First, let’s calculate revenue from the deal. This is the total amount of cash you’d get up front.
Number of Groupons to be sold : _______
Price of Groupons : * _______
Gross Revenue : = _______
Groupon’s cut : – _______
(Gross Revenue * a percentage between 33% and 50%)
Final Revenue : …………………….…….= _______
Next we have to consider breakage, the cost of cannibalization, and the likelihood of retaining repeat customers. We begin by establishing the value of an interaction with a customer.
Average Purchase Revenue : _______
Average Cost of Goods Sold : – _______
Average Profit of a Sale : = _______
Redemption Number : _______
(Number of Groupons sold * 70%, thanks to breakage!)
Opportunity Cost of Cannibals : _______
(Redemption Number * 10% * Average Profit of a Sale. You may want to adjust the %.)
Value of New Regulars : _______
(Redemption Number * Average Profit of a Sale * Return Rate * Number of Returns)
According to Professor Dholakia’s research, the Return Rate can vary between 13 and 31 percent. For the number of returns, you’ll have to use your expected life of a customer relationship.
Lastly, very important to consider: what it cost you to offer the deal.
Cost to Offer : _______
(Redemption number * average Cost of Goods Sold)
Whew, that’s a lot of math. Now for the grand finale!
Rough Estimate of What a Groupon Is Worth =
Final Revenue + Value of New Regulars – Cost to Offer – Opportunity Cost of Cannibals
You could throw in miscellaneous factors mentioned previously, like overcrowding or marketing value, but those will vary considerably across businesses and may stray into the realm of pure guesswork. (Of course, if you’d be interested in having a more sophisticated calculation done, with fancy MBA terminology like “net present value” and “discounted cash flows,” there are plenty of smart and talented folks at Babson who could do exactly that.)
What It All Means
After running this calculation for a local restaurant—1,000 Groupons sold at $10 for $20 face value, $18 average purchase with $9 average cost of goods sold, with new customers returning an average of twice—I found that running a Groupon deal was essentially a break-even proposition, plus or minus $500 depending on how optimistic I chose to be with the assumptions—hardly a runaway success. The most impactful factor is what I described as the Return Rate: while you won’t be able to get a majority of bargain hunters to return to your establishment, the difference between being able to capture 15 percent and 30 percent represents the difference between making money and losing money.
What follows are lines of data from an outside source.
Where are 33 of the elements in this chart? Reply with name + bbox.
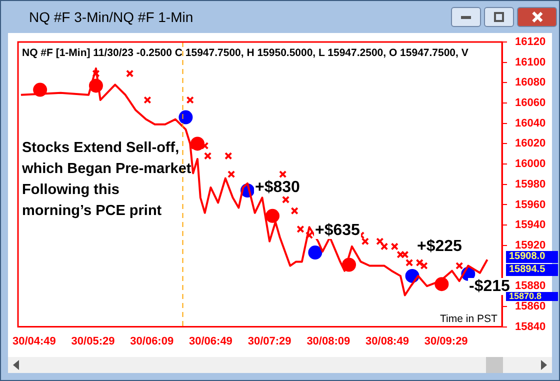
- x-tick-label: 30/06:09: [130, 335, 174, 348]
- y-tick-label: 16080: [515, 76, 546, 89]
- x-tick-label: 30/08:49: [366, 335, 409, 348]
- y-tick-label: 16120: [515, 36, 546, 48]
- annotation: +$830: [254, 179, 301, 196]
- chart-title: NQ #F 3-Min/NQ #F 1-Min: [29, 9, 194, 25]
- y-tick-label: 15840: [515, 320, 546, 333]
- annotation: +$635: [314, 222, 361, 239]
- y-tick-label: 15920: [515, 239, 546, 252]
- annotation: Time in PST: [440, 313, 498, 325]
- annotation: Stocks Extend Sell-off, which Began Pre-market Following this morning’s PCE print: [22, 139, 192, 221]
- x-tick-label: 30/06:49: [189, 335, 232, 348]
- y-tick-label: 15980: [515, 178, 546, 190]
- y-tick-label: 16000: [515, 158, 546, 170]
- x-tick-label: 30/05:29: [71, 335, 115, 348]
- y-tick-label: 16020: [515, 138, 546, 150]
- annotation: +$225: [416, 238, 463, 255]
- annotation: -$215: [468, 278, 511, 295]
- y-tick-label: 16040: [515, 117, 546, 130]
- y-tick-label: 16100: [515, 56, 546, 68]
- text: 15908.0: [506, 251, 558, 263]
- y-tick-label: 16060: [515, 97, 546, 110]
- text: 15870.8: [506, 290, 558, 300]
- y-tick-label: 15940: [515, 219, 546, 232]
- x-tick-label: 30/07:29: [248, 335, 292, 348]
- y-tick-label: 15960: [515, 198, 546, 211]
- y-tick-label: 15880: [515, 280, 546, 292]
- text: 15894.5: [506, 264, 558, 276]
- x-tick-label: 30/04:49: [12, 335, 56, 348]
- text: NQ #F [1-Min] 11/30/23 -0.2500 C 15947.7500, H 15950.5000, L 15947.2500, O 15947.7500, V: [22, 47, 468, 59]
- x-tick-label: 30/08:09: [306, 335, 350, 348]
- y-tick-label: 15860: [515, 300, 546, 312]
- x-tick-label: 30/09:29: [424, 335, 468, 348]
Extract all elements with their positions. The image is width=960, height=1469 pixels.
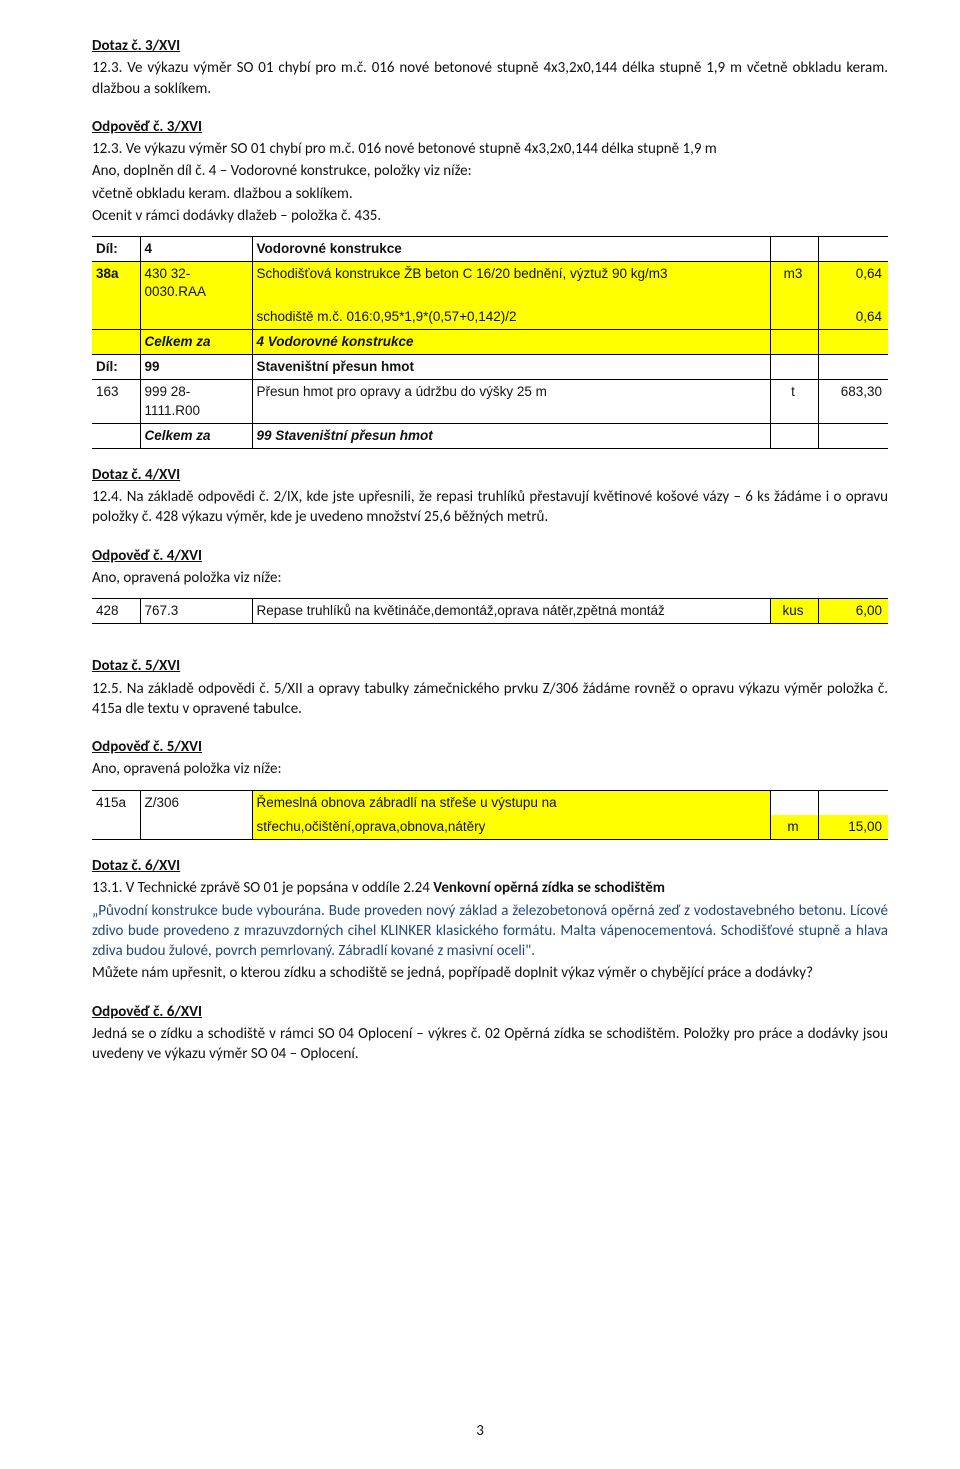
cell-unit: m3 [770, 262, 818, 305]
cell-dil: Díl: [92, 237, 140, 262]
q5-title: Dotaz č. 5/XVI [92, 656, 888, 676]
table-row: Díl: 99 Staveništní přesun hmot [92, 355, 888, 380]
items-table-1: Díl: 4 Vodorovné konstrukce 38a 430 32-0… [92, 236, 888, 449]
cell-code: 430 32-0030.RAA [140, 262, 252, 305]
cell-code: 4 [140, 237, 252, 262]
q6-title: Dotaz č. 6/XVI [92, 856, 888, 876]
cell-row-id: 415a [92, 790, 140, 815]
q6-l1a: 13.1. V Technické zprávě SO 01 je popsán… [92, 879, 433, 897]
cell-formula: schodiště m.č. 016:0,95*1,9*(0,57+0,142)… [252, 305, 770, 330]
cell-qty: 683,30 [818, 380, 888, 423]
table-row: Celkem za 99 Staveništní přesun hmot [92, 423, 888, 448]
table-row: 428 767.3 Repase truhlíků na květináče,d… [92, 599, 888, 624]
q3-title: Dotaz č. 3/XVI [92, 36, 888, 56]
table-row: střechu,očištění,oprava,obnova,nátěry m … [92, 815, 888, 840]
a5-text: Ano, opravená položka viz níže: [92, 759, 888, 779]
table-row: 415a Z/306 Řemeslná obnova zábradlí na s… [92, 790, 888, 815]
a6-text: Jedná se o zídku a schodiště v rámci SO … [92, 1024, 888, 1065]
a4-title: Odpověď č. 4/XVI [92, 546, 888, 566]
table-row: schodiště m.č. 016:0,95*1,9*(0,57+0,142)… [92, 305, 888, 330]
q5-text: 12.5. Na základě odpovědi č. 5/XII a opr… [92, 679, 888, 720]
a3-l2: Ano, doplněn díl č. 4 – Vodorovné konstr… [92, 161, 888, 181]
a3-l3: včetně obkladu keram. dlažbou a soklíkem… [92, 184, 888, 204]
cell-code: Z/306 [140, 790, 252, 815]
table-row: 163 999 28-1111.R00 Přesun hmot pro opra… [92, 380, 888, 423]
table-row: 38a 430 32-0030.RAA Schodišťová konstruk… [92, 262, 888, 305]
cell-code: 99 [140, 355, 252, 380]
page-number: 3 [0, 1421, 960, 1441]
cell-desc: Schodišťová konstrukce ŽB beton C 16/20 … [252, 262, 770, 305]
cell-sum-label: Celkem za [140, 329, 252, 354]
cell-qty: 15,00 [818, 815, 888, 840]
q6-l1: 13.1. V Technické zprávě SO 01 je popsán… [92, 878, 888, 898]
items-table-2: 428 767.3 Repase truhlíků na květináče,d… [92, 598, 888, 624]
cell-code: 767.3 [140, 599, 252, 624]
cell-sum-desc: 4 Vodorovné konstrukce [252, 329, 770, 354]
cell-desc-a: Řemeslná obnova zábradlí na střeše u výs… [252, 790, 770, 815]
cell-desc: Vodorovné konstrukce [252, 237, 770, 262]
cell-qty: 6,00 [818, 599, 888, 624]
cell-sum-label: Celkem za [140, 423, 252, 448]
cell-desc: Staveništní přesun hmot [252, 355, 770, 380]
cell-unit: m [770, 815, 818, 840]
cell-unit: t [770, 380, 818, 423]
cell-row-id: 163 [92, 380, 140, 423]
q6-l2: „Původní konstrukce bude vybourána. Bude… [92, 901, 888, 962]
cell-code: 999 28-1111.R00 [140, 380, 252, 423]
q4-title: Dotaz č. 4/XVI [92, 465, 888, 485]
a3-l1: 12.3. Ve výkazu výměr SO 01 chybí pro m.… [92, 139, 888, 159]
cell-desc-b: střechu,očištění,oprava,obnova,nátěry [252, 815, 770, 840]
cell-desc: Přesun hmot pro opravy a údržbu do výšky… [252, 380, 770, 423]
cell-desc: Repase truhlíků na květináče,demontáž,op… [252, 599, 770, 624]
cell-qty: 0,64 [818, 305, 888, 330]
cell-row-id: 428 [92, 599, 140, 624]
q4-text: 12.4. Na základě odpovědi č. 2/IX, kde j… [92, 487, 888, 528]
cell-row-id: 38a [92, 262, 140, 305]
a3-title: Odpověď č. 3/XVI [92, 117, 888, 137]
cell-qty: 0,64 [818, 262, 888, 305]
a5-title: Odpověď č. 5/XVI [92, 737, 888, 757]
items-table-3: 415a Z/306 Řemeslná obnova zábradlí na s… [92, 790, 888, 840]
table-row: Celkem za 4 Vodorovné konstrukce [92, 329, 888, 354]
q6-l3: Můžete nám upřesnit, o kterou zídku a sc… [92, 963, 888, 983]
q6-l1b: Venkovní opěrná zídka se schodištěm [433, 879, 665, 897]
cell-unit: kus [770, 599, 818, 624]
cell-sum-desc: 99 Staveništní přesun hmot [252, 423, 770, 448]
q3-text: 12.3. Ve výkazu výměr SO 01 chybí pro m.… [92, 58, 888, 99]
a4-text: Ano, opravená položka viz níže: [92, 568, 888, 588]
a3-l4: Ocenit v rámci dodávky dlažeb – položka … [92, 206, 888, 226]
a6-title: Odpověď č. 6/XVI [92, 1002, 888, 1022]
cell-dil: Díl: [92, 355, 140, 380]
table-row: Díl: 4 Vodorovné konstrukce [92, 237, 888, 262]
In essence, this demonstrates that a Groupon offering will do little to help a venue with an undifferentiated product, like the uninspiring pizza/sub/wings shops ubiquitous in the Boston metro area, while it could substantially expand the customer base for a more unique establishment that has a higher chance of luring customers back with a distinctive product or service, even when the next guy is offering a 70 percent off social coupon.